Album Description
As the Gipsy Kings reinvigorated flamenco and the Gotan Project revitalised tango so Los Desterrados have brought vibrant new life to Sephardic music.
Fusing Spanish Flamenco and the fiery Gipsy melodies
of the Balkans and Greece, with the rhythms of Morocco and Turkey, Los Desterrados have created a rootsy Mediterranean sound that is wholly their own.
Featuring traditional instruments such as the cajón and `oud with vocals in Ladino, the language of the Sephardic Jews, or Hebrew, the unconventional arrangements and rousing rhythms Los Des wield are heavily influenced by the music they've all grown up on as native North Londoners - rock `n' roll, jazz, folk, flamenco, funk and soul.
From the Artist
"Because we haven't heard our grandmothers sing these songs we've come at them from our own angles" adds Hayley. Daniel chips in "We are modern people and living in London we're doing what Londoners do best - taking something and investing it with what we've heard around us, making it our own and creating something fresh"

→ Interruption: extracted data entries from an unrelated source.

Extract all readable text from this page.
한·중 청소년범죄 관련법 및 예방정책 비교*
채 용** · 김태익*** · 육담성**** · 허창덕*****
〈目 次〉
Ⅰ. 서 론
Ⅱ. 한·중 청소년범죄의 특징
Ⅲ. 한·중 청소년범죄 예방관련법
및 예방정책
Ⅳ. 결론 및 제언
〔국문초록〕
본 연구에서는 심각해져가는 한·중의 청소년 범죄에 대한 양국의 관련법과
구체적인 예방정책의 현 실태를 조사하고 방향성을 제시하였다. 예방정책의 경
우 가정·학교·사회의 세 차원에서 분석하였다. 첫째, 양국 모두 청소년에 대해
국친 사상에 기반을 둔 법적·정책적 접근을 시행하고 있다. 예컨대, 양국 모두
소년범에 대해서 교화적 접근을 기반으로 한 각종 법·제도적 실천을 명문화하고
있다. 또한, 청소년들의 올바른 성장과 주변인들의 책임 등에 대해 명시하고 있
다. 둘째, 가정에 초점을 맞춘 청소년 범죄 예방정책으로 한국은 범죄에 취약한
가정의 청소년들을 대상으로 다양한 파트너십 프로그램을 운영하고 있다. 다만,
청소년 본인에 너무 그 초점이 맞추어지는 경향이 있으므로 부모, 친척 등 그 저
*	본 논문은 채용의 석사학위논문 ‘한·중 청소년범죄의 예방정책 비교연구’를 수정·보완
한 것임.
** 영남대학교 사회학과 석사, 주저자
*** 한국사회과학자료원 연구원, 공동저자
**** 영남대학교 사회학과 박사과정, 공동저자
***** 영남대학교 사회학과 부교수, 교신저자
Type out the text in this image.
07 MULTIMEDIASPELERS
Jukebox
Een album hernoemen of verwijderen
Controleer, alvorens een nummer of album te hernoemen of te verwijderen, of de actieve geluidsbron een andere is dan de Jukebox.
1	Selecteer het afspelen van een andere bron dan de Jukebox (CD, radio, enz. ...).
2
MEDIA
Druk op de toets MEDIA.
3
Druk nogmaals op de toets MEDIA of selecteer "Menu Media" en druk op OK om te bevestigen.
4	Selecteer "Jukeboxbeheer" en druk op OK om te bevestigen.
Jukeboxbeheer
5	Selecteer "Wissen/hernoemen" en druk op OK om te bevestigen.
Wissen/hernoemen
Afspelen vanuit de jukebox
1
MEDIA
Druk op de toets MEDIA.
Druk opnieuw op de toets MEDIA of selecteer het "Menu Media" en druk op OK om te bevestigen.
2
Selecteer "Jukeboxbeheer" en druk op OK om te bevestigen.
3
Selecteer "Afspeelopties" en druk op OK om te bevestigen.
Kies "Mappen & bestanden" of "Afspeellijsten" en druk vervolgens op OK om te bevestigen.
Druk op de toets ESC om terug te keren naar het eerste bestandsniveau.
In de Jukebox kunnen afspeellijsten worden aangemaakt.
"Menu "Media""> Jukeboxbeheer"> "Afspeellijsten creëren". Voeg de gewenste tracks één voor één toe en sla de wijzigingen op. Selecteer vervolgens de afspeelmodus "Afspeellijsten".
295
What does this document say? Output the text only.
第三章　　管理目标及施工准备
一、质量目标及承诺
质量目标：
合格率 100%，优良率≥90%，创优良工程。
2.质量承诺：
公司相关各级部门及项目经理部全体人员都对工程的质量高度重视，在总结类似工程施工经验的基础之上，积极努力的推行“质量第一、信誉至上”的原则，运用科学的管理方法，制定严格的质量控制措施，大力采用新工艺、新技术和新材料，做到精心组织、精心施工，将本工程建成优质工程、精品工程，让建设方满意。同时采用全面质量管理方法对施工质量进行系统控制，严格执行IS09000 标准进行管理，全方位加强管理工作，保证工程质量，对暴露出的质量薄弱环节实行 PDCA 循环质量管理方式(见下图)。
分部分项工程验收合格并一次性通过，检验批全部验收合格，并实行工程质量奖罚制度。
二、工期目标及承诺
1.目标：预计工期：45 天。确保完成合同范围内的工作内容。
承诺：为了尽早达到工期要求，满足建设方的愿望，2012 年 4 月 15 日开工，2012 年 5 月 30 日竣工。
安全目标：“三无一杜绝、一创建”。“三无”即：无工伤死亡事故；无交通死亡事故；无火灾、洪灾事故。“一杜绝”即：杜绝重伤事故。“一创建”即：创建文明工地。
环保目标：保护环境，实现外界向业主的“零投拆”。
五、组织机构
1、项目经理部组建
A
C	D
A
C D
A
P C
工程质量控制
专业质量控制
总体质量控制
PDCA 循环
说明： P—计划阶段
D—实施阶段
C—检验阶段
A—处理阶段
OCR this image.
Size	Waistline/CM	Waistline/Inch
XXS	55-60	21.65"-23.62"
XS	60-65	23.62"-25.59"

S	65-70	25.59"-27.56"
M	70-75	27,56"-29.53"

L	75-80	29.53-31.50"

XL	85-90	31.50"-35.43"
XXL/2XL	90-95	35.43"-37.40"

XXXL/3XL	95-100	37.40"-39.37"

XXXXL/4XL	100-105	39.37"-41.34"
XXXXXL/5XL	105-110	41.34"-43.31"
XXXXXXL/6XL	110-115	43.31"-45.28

"Being pushed around from country to country, often vilified, the history of the Sephardic communities is tragic" adds Jean Marc, "yet these songs are full of life, pride and passion and are a link back to a golden age of Spain when Muslims, Jews and Christians lived together in a time of prosperity and cultural cross-fertilisation."
Hayley agrees: "People have preconceptions of Jewish culture as being obsessed with tragedy or the Holocaust yet this music for me is very positive. Jews aren't all about misery, death, black hats and curly ringlets - Sephardic songs tend to be more romantic, earthy and more diverse than a lot of Klezmer songs - these songs have Latin fire in their bellies!"